Un hélicoptère mouline dans le ciel pour désespérément localiser les groupes d'insurgés très mobiles. Déguisés. Emmitouflés sous les capuches virgulées de dieu Nike.
Les voisins sont déjà sur le parking, les uns pour extirper leurs véhicules avant une mort certaine, les autres pour égrener une prière de l'absent au-dessus de son rêve transformé en amas de ferraille calcinée.
La fumée monte, noire, dense, gluante à l'assaut des bâtiments, elle s'infiltre par les pores des murs, elle s'en va caresser les meubles récupérés dans les poubelles, les fleurs en plastiques, les fripes nichées dans les placards lépreux. La fumée va se coucher sur les lits de misère et dans les poumons des enfants ébahis.

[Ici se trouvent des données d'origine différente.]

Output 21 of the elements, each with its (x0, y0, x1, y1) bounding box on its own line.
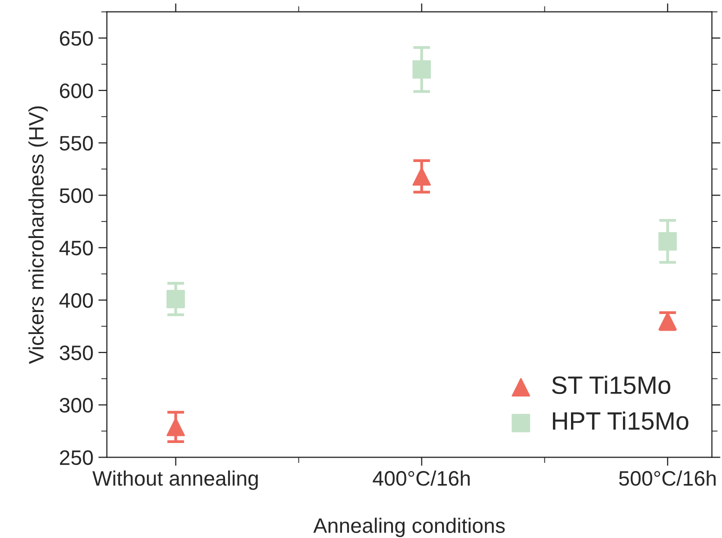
legend-label: HPT Ti15Mo (552, 411, 688, 430)
x-tick-label: 400°C/16h (372, 470, 470, 486)
point (412, 60, 431, 79)
y-tick-label: 250 (60, 450, 93, 466)
x-axis-title: Annealing conditions (313, 518, 505, 538)
y-tick-label: 300 (60, 398, 93, 413)
x-tick-label: 500°C/16h (619, 470, 716, 486)
y-tick-label: 600 (60, 83, 93, 98)
point (658, 232, 677, 251)
y-tick-label: 400 (59, 293, 93, 308)
y-axis-title: Vickers microhardness (HV) (28, 106, 48, 364)
y-tick-label: 350 (60, 345, 93, 360)
x-tick-label: Without annealing (92, 470, 258, 490)
point (166, 418, 185, 436)
point (412, 167, 431, 186)
legend-label: ST Ti15Mo (552, 376, 670, 394)
point (166, 290, 185, 308)
y-tick-label: 650 (60, 31, 93, 46)
y-tick-label: 550 (60, 136, 93, 151)
y-tick-label: 450 (59, 240, 93, 256)
y-tick-label: 500 (60, 188, 93, 204)
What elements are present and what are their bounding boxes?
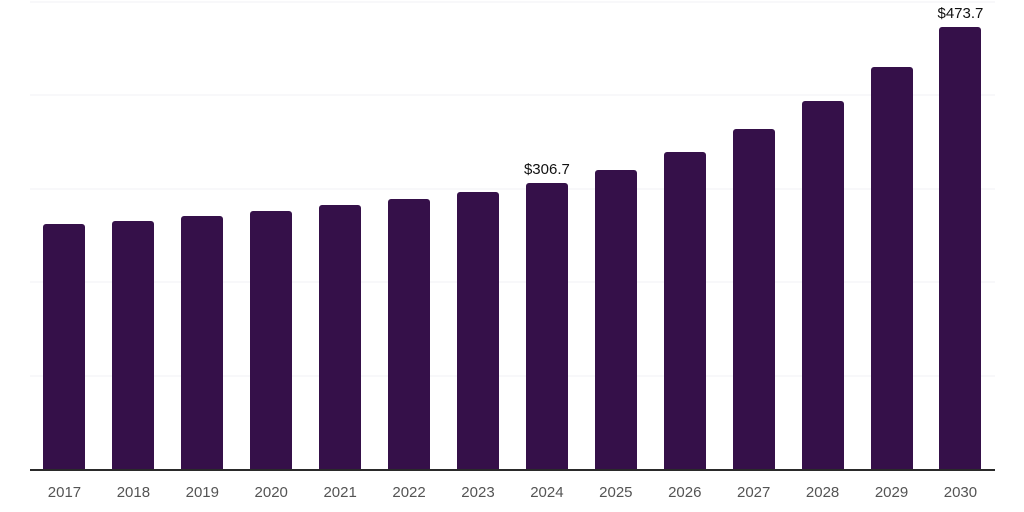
bar-value-label: $473.7 [937,5,984,23]
bar-slot [306,2,375,469]
bar-slot [375,2,444,469]
bar-2024 [525,182,568,469]
x-axis-label: 2021 [323,484,357,501]
bar-2021 [319,204,362,469]
bar-2028 [801,101,844,469]
bar-slot [788,2,857,469]
x-axis-label: 2029 [874,484,909,501]
bar-slot [650,2,719,469]
x-axis-label: 2025 [599,484,633,501]
bar-2023 [456,192,499,469]
x-axis-label: 2030 [943,484,978,501]
bar-value-label: $306.7 [523,161,570,179]
bar-2027 [732,129,775,469]
bar-2029 [870,67,913,469]
bar-slot: $473.7 [926,2,995,469]
x-axis-label: 2018 [116,484,151,501]
bar-slot: $306.7 [512,2,581,469]
bar-slot [581,2,650,469]
bar-slot [857,2,926,469]
bar-slot [237,2,306,469]
bar-2018 [112,220,155,469]
x-axis: 2017 2018 2019 2020 2021 2022 2023 2024 2025 2026… [30,483,995,503]
bars: $306.7 $473.7 [30,2,995,469]
x-axis-label: 2022 [392,484,426,501]
x-axis-label: 2026 [668,484,702,501]
x-axis-label: 2028 [805,484,840,501]
bar-2019 [181,215,224,469]
x-axis-label: 2027 [736,484,771,501]
bar-slot [719,2,788,469]
x-axis-label: 2019 [185,484,219,501]
bar-2022 [388,198,431,469]
x-axis-label: 2023 [461,484,495,501]
bar-2025 [594,170,637,469]
bar-2017 [43,224,86,469]
bar-2030 [939,26,982,469]
bar-2020 [250,210,293,469]
bar-slot [168,2,237,469]
x-axis-label: 2020 [254,484,288,501]
x-axis-label: 2017 [47,484,82,501]
x-axis-label: 2024 [530,484,564,501]
bar-slot [30,2,99,469]
bar-slot [444,2,513,469]
plot-area: $306.7 $473.7 [30,1,995,471]
bar-2026 [663,152,706,469]
bar-slot [99,2,168,469]
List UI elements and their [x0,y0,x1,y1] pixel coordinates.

La voiture de Leïla, — une érémiste de première génération— crame. C'est une vieille “Clio” qui permettait au mari de ramener la pitance de la famille qui agonise. Demain, l'homme sera au chômage. Le gardien de la cité, un Marocain, court dans tous les sens. Il a un extincteur à la main. En tout, il en a cinq à la maison. Insuffisant pour mouiller la colère des jeunes. On dit racaille. Salutaire tout de même pour éteindre le feu qui a commencé à manger le fourgon de Aziz, un artisan kabyle et néanmoins Drancéen qui habite le bâtiment.
Il est en survêtement et en rage. Sa femme est à ses côtés, en rage. Son gagne-pain a été bien rogné par le feu mais il est sauf. Karim, 14 ans, deux fois redoublant au collège Paul-Langevin de Drancy habite la même cage d'escalier que lui.
C'est lui qui a jeté le cocktail Molotov qui a mis le feu à la cabine de son camion.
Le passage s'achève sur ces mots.